Remember, a higher edge >1 is better for option sellers, a lower edge <1 is better for option buyers, and an edge close to zero indicates a fairly priced option.

Tight vertical spreads

This is the most basic strategy and the one that is used to calculate our data. One of the issues with tight vertical spreads is the fact that tight vertical spreads may not fill easily due to illiquid markets.

Normal vertical spreads

In our case, a normal vertical spread is one that has a larger distance between the strikes - it can be created by moving the long strike further away from the short strike.

Normal vertical spreads gain a larger credit, but also carry larger risks. There is also a higher chance that the stock price will end up between the two wider strikes.

Iron condors

Though it may be counterintuitive to sell a condor (usually used in low-volatility situations) before earnings, it still may yield profits if the market is overpricing a move. Simply compare the edge of both call and put vertical spreads to construct an iron condor.

Likewise, it may be beneficial to go long an iron condor (buy both call and put spreads) in the case that the market is underpricing a move - again, the edge provides an easy way to construct your strategy.

Straddle

Straddles are not recommended by our data; a strangle is preferred.

Strangle

The best strikes to enter a strangle can be easily discovered using the edge calculations - just leave out the second strike of the vertical spread.

Directional plays

Directional plays are enhanced with the edge just like in strangles - again, the edge allows you to pick an ideal strike price that allows you to maximize your profits.

Selling vs buying spreads

It should be noted that selling a spread and buying a spread are not completely opposite to each other.
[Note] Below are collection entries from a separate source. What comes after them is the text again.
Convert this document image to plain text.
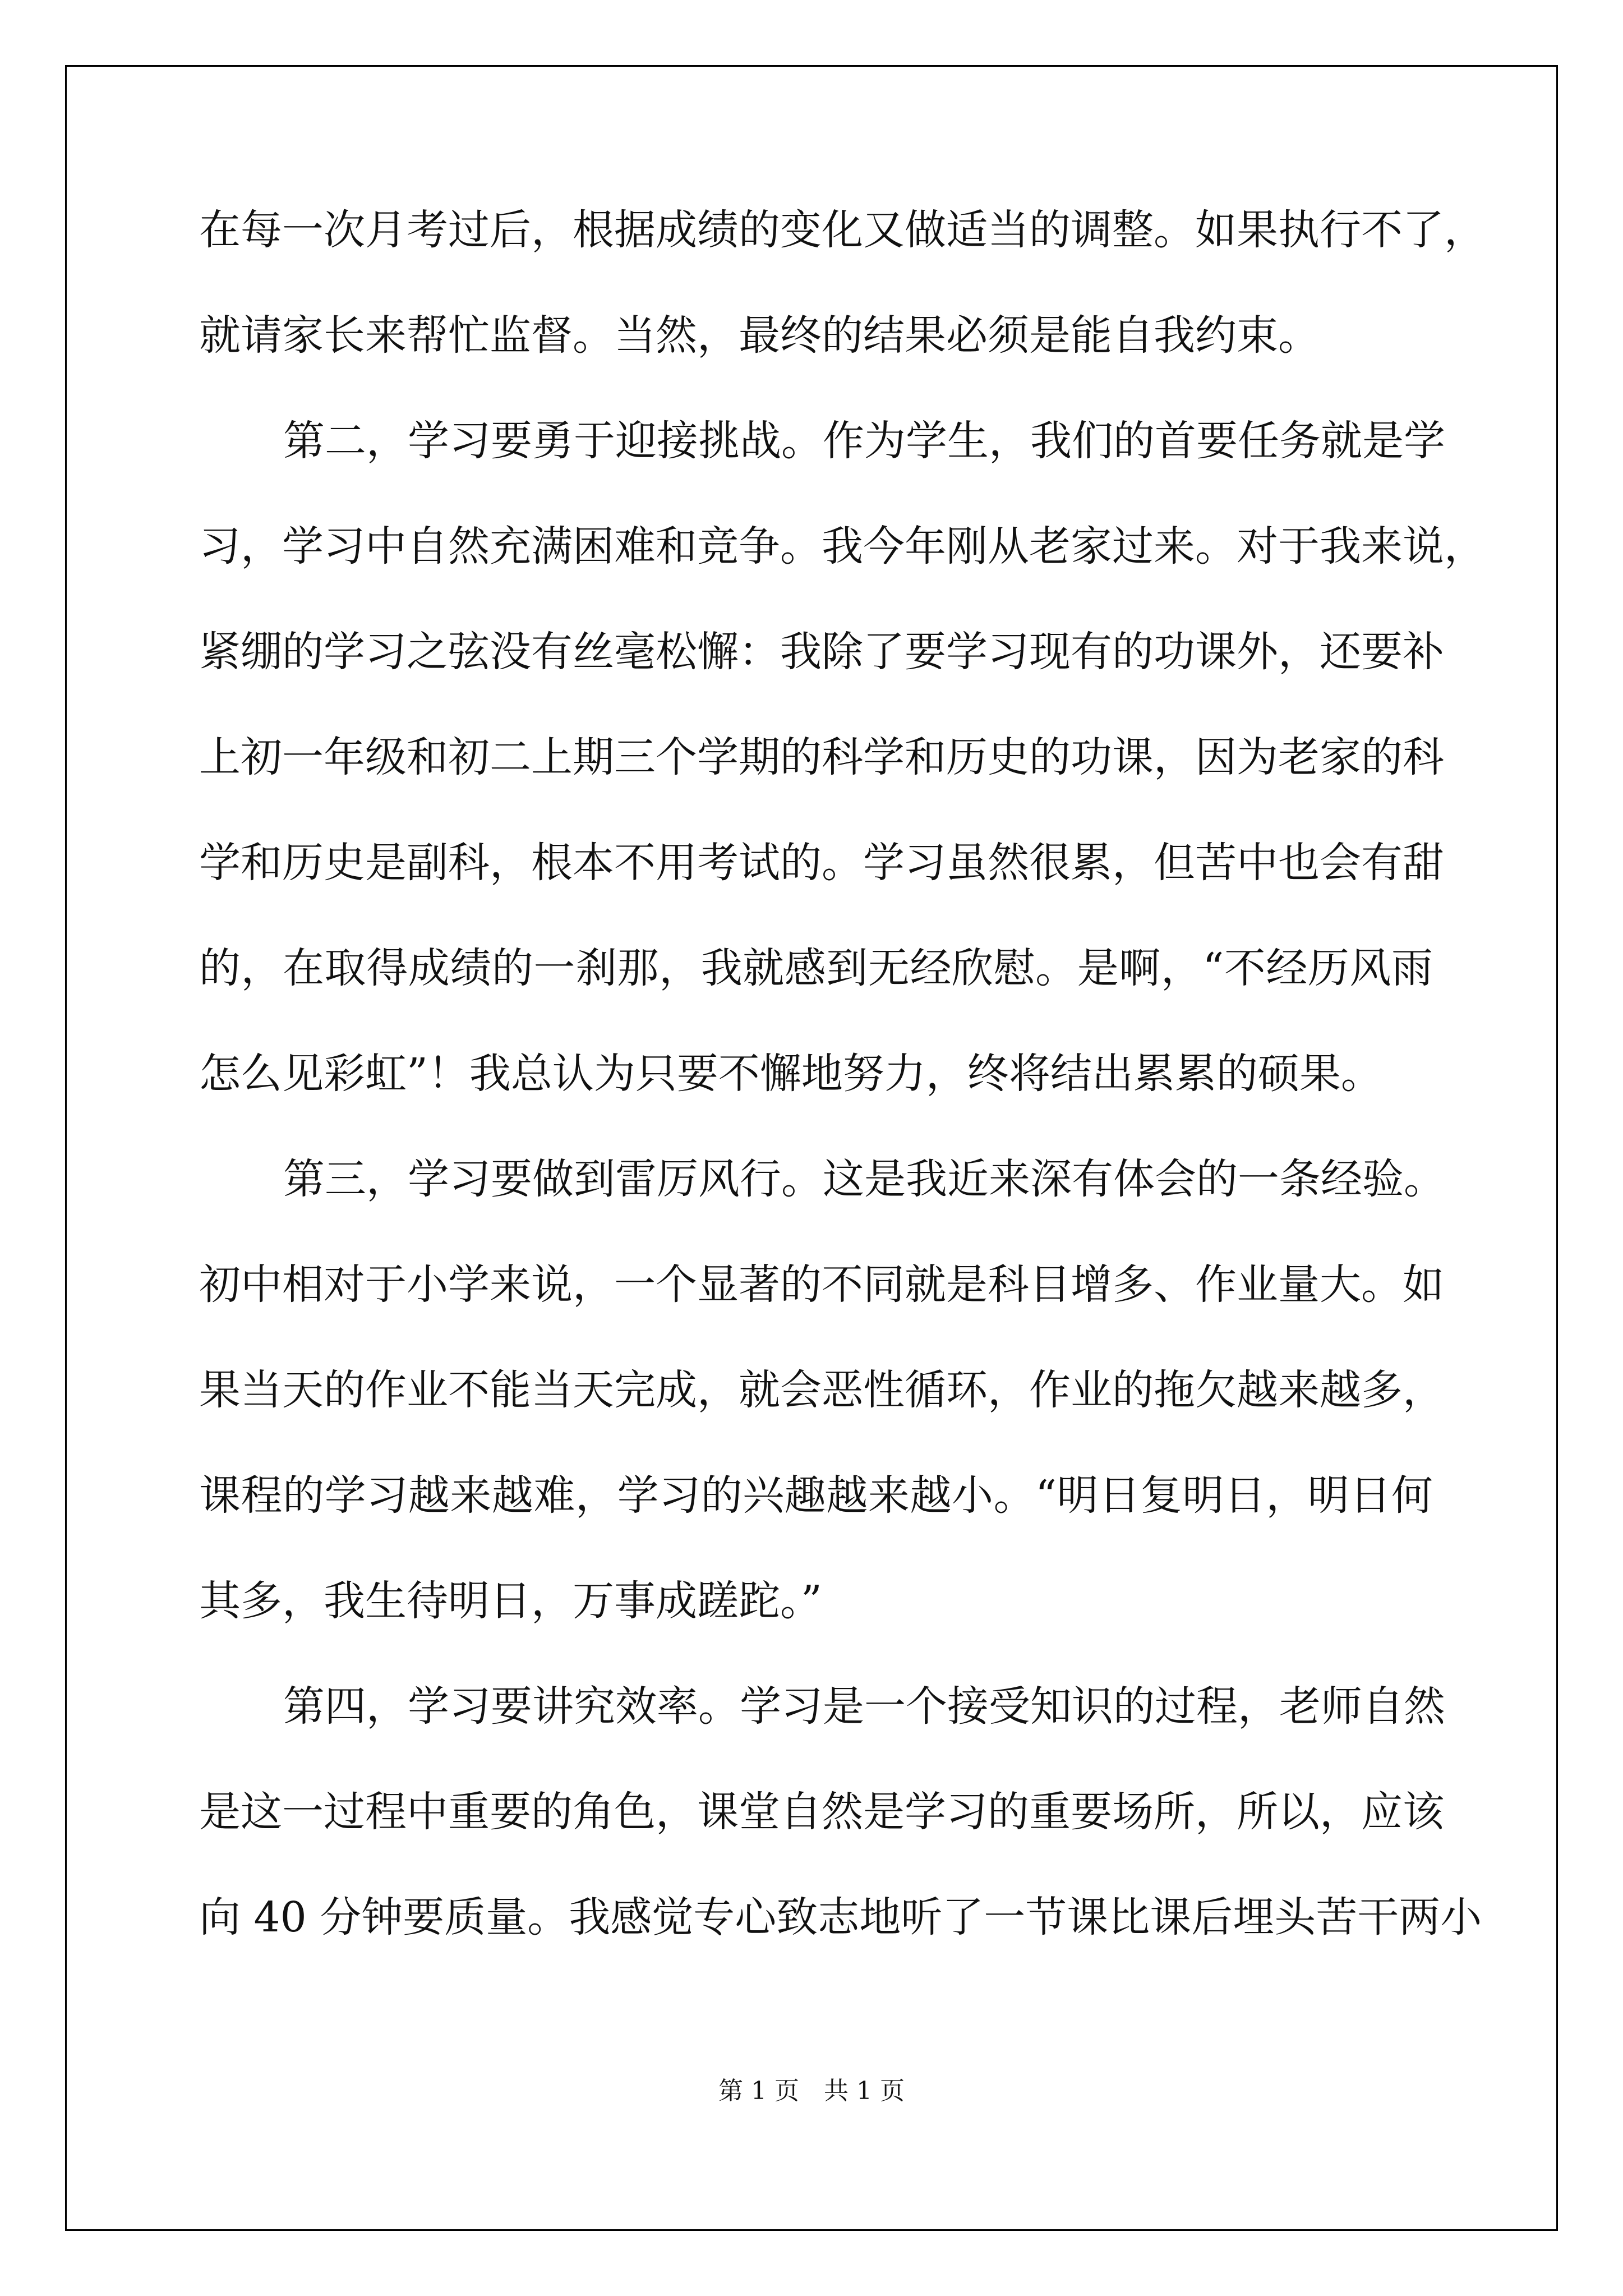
在每一次月考过后，根据成绩的变化又做适当的调整。如果执行不了，

就请家长来帮忙监督。当然，最终的结果必须是能自我约束。

第二，学习要勇于迎接挑战。作为学生，我们的首要任务就是学

习，学习中自然充满困难和竞争。我今年刚从老家过来。对于我来说，

紧绷的学习之弦没有丝毫松懈：我除了要学习现有的功课外，还要补

上初一年级和初二上期三个学期的科学和历史的功课，因为老家的科

学和历史是副科，根本不用考试的。学习虽然很累，但苦中也会有甜

的，在取得成绩的一刹那，我就感到无经欣慰。是啊，“不经历风雨

怎么见彩虹”！我总认为只要不懈地努力，终将结出累累的硕果。

第三，学习要做到雷厉风行。这是我近来深有体会的一条经验。

初中相对于小学来说，一个显著的不同就是科目增多、作业量大。如

果当天的作业不能当天完成，就会恶性循环，作业的拖欠越来越多，

课程的学习越来越难，学习的兴趣越来越小。“明日复明日，明日何

其多，我生待明日，万事成蹉跎。”

第四，学习要讲究效率。学习是一个接受知识的过程，老师自然

是这一过程中重要的角色，课堂自然是学习的重要场所，所以，应该

向 40 分钟要质量。我感觉专心致志地听了一节课比课后埋头苦干两小

第 1 页 共 1 页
Let's say someone sells a 195-192.5 spread. In order for them to reach maximum profit, they would require the price not to drop past 195 at expiry. On the other hand, the buyer of that spread needs the price of the stock to drop to 192.5 to reach maximum profit. Therefore, that is why buying and selling the same spread may have different edge calculations.

In the advanced data section, there is a button that allows you to toggle between selling and buying the spreads.

Options Liquidity

The options market for lesser traded companies is often illiquid; this provides an opportunity depending on your strategy.

Though we try to be as accurate as possible with our calculations, sometimes there are discrepancies in the market's option prices (for example, a closer strike could be priced "cheaper" than a further out strike; obviously, if you tried to put in an order, it would never fill.) Always use limit orders when dealing with illiquid options!

Selling for low credit

You should be aware that if you sell a vertical spread with options that trade in 5 cent increments for a total credit of 15 cents or lower, you may be forced to close out your position at 5 cents. This will cut heavily into your max profit potential if you do not wish to hold until expiry.

Also, if you have a broker that charges per option leg, you may find yourself swamped with fees.

The best way to remedy this is to simply sell a wider vertical spread, which would yield a larger amount of credit.

Remaining time value

If a company reports earlier in the week, a spread may not experience a full realization of profit or loss after the earnings event. It is up to you and your strategy to decide the criteria for closing your trade.

When to close

Obviously, this depends on your strategy. However, it should be noted that during the market opens right after earnings, all stocks will experience a carryover heightened IV that will continue to decay throughout the day as the stock finds its resting price.

A good way to close your trades is to set a percentage of profit you are aiming for, and then setting a limit order at that percentage to close the trade.

Beware of high IV

Often, many beginner option traders fall for the trap of always "selling during high IV, and buying during low IV". Often, high IV may be justified on a stock, especially if its a newer company that has large swings during earnings. Always use the edge calculation to confirm whether high IV is justified by studying how the stock has behaved in the past.

Do not blindly follow edge

Edge is an extremely useful tool that allows you to find and organize good trades quickly; however, like every other indicator, it should never be followed blindly. During earnings trades, you should always conduct your own research as well as use other indicators before executing trades.